Presenter: Robert G. Prosnitz, MD Presenter's Affiliation: Duke University Medical Center, Durham, NC Type of Session: Plenary
Radiation therapy has been used in the treatment of breast cancer for many years.
Multiple clinical trials that compared surgery to surgery plus radiation have consistently demonstrated that the addition of radiation therapy decreases the chances for a local tumor recurrence.
However, the addition of radiation to surgery has only recently been shown to improve survival in breast cancer patients.
Early radiation techniques delivered a considerable amount of radiation to a patient's heart when they had left side breast cancers.
In left sided cases, radiation therapy was responsible for decreasing a patient's chances of dying from breast cancer, but increased a patient's chances of dying from a cardiac complication.
Newer radiation techniques have been developed which greatly decrease the amount of heart treated in left sided breast cancer cases.
SPECT scans help quantify decreases in cardiac perfusion from a variety of insults.
After radiation therapy to the left breast/chest wall, it has been reported that 20% to 70% of women experience perfusion defects seen on SPECT.
Materials and Methods
From 1998 to 2005, a prospective IRB approved study of cardiac toxicity following radiation therapy for breast cancer was performed at Duke University Medical Center.
All patients had left sided breast cancers.
SPECT perfusion defects were scored either subjectively (based on the analysis of the nuclear medicine attending's read of the serial scans) or objectively (based on a computer algorithm and statistical analysis the of serial scans).
SPECT scanning was done before and then serially after radiation therapy.
152 patients were enrolled, but all patients with abnormal pre-RT SPECT scans were excluded leaving 79 patients evaluable.
The cumulative incidence of SPECT perfusion defects seen in this study was higher than hypothesized.
The likelihood of developing a SPECT perfusion scan was related to the volume of the heart muscle in the radiation treatment fields.
30% of the patients with <1% of the heart muscle in the radiation field developed a SPECT perfusion defect while >90% of the patients with a >10% of heart muscle in the radiation field developed a SPECT perfusion defect.
The median breast radiation dose was 47 Gy.
The mean volume of heart in the radiation field was 8% (range 0-36%).

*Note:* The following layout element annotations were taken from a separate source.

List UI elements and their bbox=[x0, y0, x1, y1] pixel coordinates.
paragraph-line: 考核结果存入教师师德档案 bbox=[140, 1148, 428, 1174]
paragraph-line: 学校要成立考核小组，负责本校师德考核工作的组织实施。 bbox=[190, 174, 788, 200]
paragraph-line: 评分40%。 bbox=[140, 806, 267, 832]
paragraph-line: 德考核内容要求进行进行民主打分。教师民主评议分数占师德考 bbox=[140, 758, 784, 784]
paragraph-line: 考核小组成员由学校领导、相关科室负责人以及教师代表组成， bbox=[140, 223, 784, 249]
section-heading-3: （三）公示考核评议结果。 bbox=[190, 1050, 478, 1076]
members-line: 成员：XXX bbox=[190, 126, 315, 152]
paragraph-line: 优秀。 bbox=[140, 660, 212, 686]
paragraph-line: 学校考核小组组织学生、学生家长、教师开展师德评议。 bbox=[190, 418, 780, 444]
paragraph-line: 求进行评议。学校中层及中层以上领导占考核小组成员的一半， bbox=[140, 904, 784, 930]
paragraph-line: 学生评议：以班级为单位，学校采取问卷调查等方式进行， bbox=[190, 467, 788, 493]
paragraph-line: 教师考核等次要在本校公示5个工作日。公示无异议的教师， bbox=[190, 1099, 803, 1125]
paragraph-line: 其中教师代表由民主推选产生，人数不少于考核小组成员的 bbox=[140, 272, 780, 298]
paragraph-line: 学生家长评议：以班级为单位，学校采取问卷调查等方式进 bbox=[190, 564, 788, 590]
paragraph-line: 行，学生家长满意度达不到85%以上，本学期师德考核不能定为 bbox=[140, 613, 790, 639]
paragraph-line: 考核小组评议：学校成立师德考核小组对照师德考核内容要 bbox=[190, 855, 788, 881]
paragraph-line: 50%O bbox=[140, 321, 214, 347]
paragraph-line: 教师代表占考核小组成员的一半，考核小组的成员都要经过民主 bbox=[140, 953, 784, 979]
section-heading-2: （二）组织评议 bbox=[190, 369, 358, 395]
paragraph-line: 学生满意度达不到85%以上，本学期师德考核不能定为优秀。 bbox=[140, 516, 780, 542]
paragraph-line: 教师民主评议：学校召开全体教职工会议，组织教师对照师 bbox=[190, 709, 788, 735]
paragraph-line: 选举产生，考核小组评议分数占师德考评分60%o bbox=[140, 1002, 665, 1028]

Although the subjective and objective analyses of the serial SPECT scans produced fairly similar results, there were 15 patients that were deemed to have a perfusion defect on computer based analysis who were not identified by the nuclear medicine attending as having any abnormalities on SPECT.
When examining these 15 patients, the mean volume of heart in the field was 11%, and 4 of these 15 patients eventually did go on to have subjective perfusion defects noted on SPECT.
Visible perfusion defects are common after modern radiation therapy.
Objective, quantitative methods for determining perfusion defects may improve detection of defects.
The true incidence of perfusion defects following radiation therapy may be higher than was previously reported.
The long term significance of perfusion defects in not known, and further study of this modality for predicting cardiac morbidity and mortality is warranted.
When possible, incidental irradiation of cardiac tissues should be avoided.
The authors presented a well constructed and interesting piece of research about the likelihood of developing perfusion defects on SPECT imaging following radiation therapy for left sided breast cancers. The authors should be commended for initiating this research shortly after the value of SPECT imaging was elucidated. It has been well established that older radiation techniques which treated significant volumes of the heart muscle can lead to increased risks of cardiac morbidity and mortality. It is currently unclear if these abnormalities on SPECT scans will translate into clinically significant changes. These patients should be followed long term to determine if SPECT scans help to predict which patients are likely to have cardiac problems in the future. Patients who develop abnormalities on SPECT may need to be counseled strongly to modify cardiac risk factors. Longer follow-up time with serial SPECT imaging may allow us to have a better idea about the utility of this test following radiation therapy. This research also highlights the correlation between the volume of heart treated and the risk of perfusion abnormalities. Radiation oncologists must continue to develop treatment plans which spare as much cardiac tissue as is possible.